Various species have roles in forage systems cataloged by the Food and Agriculture Organization of the United Nations and seed technology studies from the International Maize and Wheat Improvement Center. In restoration and pasture contexts, practitioners from the Natural Resources Conservation Service and companies working with seed mixtures consult manuals produced by the United States Department of Agriculture. Economic impacts include benefits and costs assessed in analyses by the World Bank and agricultural research stations linked to the Consultative Group on International Agricultural Research. Historic uses are recorded in ethnobotanical compilations associated with the Smithsonian Institution and regional museums such as the Royal Albert Memorial Museum.

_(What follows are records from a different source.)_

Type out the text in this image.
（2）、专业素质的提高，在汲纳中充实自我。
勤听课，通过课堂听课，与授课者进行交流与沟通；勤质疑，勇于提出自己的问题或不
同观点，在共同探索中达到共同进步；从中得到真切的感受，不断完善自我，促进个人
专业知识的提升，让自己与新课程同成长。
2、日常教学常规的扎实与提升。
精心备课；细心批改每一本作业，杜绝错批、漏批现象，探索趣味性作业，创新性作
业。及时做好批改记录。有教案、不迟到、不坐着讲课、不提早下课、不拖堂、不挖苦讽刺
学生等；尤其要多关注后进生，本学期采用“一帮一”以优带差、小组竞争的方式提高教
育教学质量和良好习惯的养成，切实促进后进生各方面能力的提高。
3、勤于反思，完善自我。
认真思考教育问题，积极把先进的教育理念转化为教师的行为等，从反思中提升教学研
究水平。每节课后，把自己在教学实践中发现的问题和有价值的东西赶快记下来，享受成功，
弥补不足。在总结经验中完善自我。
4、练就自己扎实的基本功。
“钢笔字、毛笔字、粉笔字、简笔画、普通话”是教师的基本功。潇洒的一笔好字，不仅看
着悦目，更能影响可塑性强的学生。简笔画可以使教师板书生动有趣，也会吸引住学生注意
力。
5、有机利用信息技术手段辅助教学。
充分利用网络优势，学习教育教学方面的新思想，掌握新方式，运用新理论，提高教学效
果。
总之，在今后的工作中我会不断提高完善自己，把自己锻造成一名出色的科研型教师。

Several non-native species have become invasive, with management guidelines issued by bodies like the European Commission, the Australian Department of Agriculture, Water and the Environment, and state agencies in the United States. Control strategies—mechanical, chemical, and ecological—are evaluated in reports by the United States Environmental Protection Agency and extension services at land grant universities such as Iowa State University and University of California Cooperative Extension. Research on biological control and restoration techniques has been undertaken by groups at the Australian National University and the US Forest Service, while economic analyses of invasion costs have been published in outlets associated with the National Academy of Sciences.
Conservation status of taxa is assessed in listings by the International Union for Conservation of Nature and national red lists maintained by agencies such as NatureServe and the European Red List. Ongoing research draws on genomic resources developed in collaborations involving the Broad Institute, the Joint Genome Institute, and university consortia including ETH Zurich and University of Tokyo. Field studies and herbarium-based research continue at institutions like the Royal Botanic Gardens, Kew, the New York Botanical Garden, and the Muséum national d'Histoire naturelle, Paris, supporting conservation planning by organizations such as the Convention on Biological Diversity.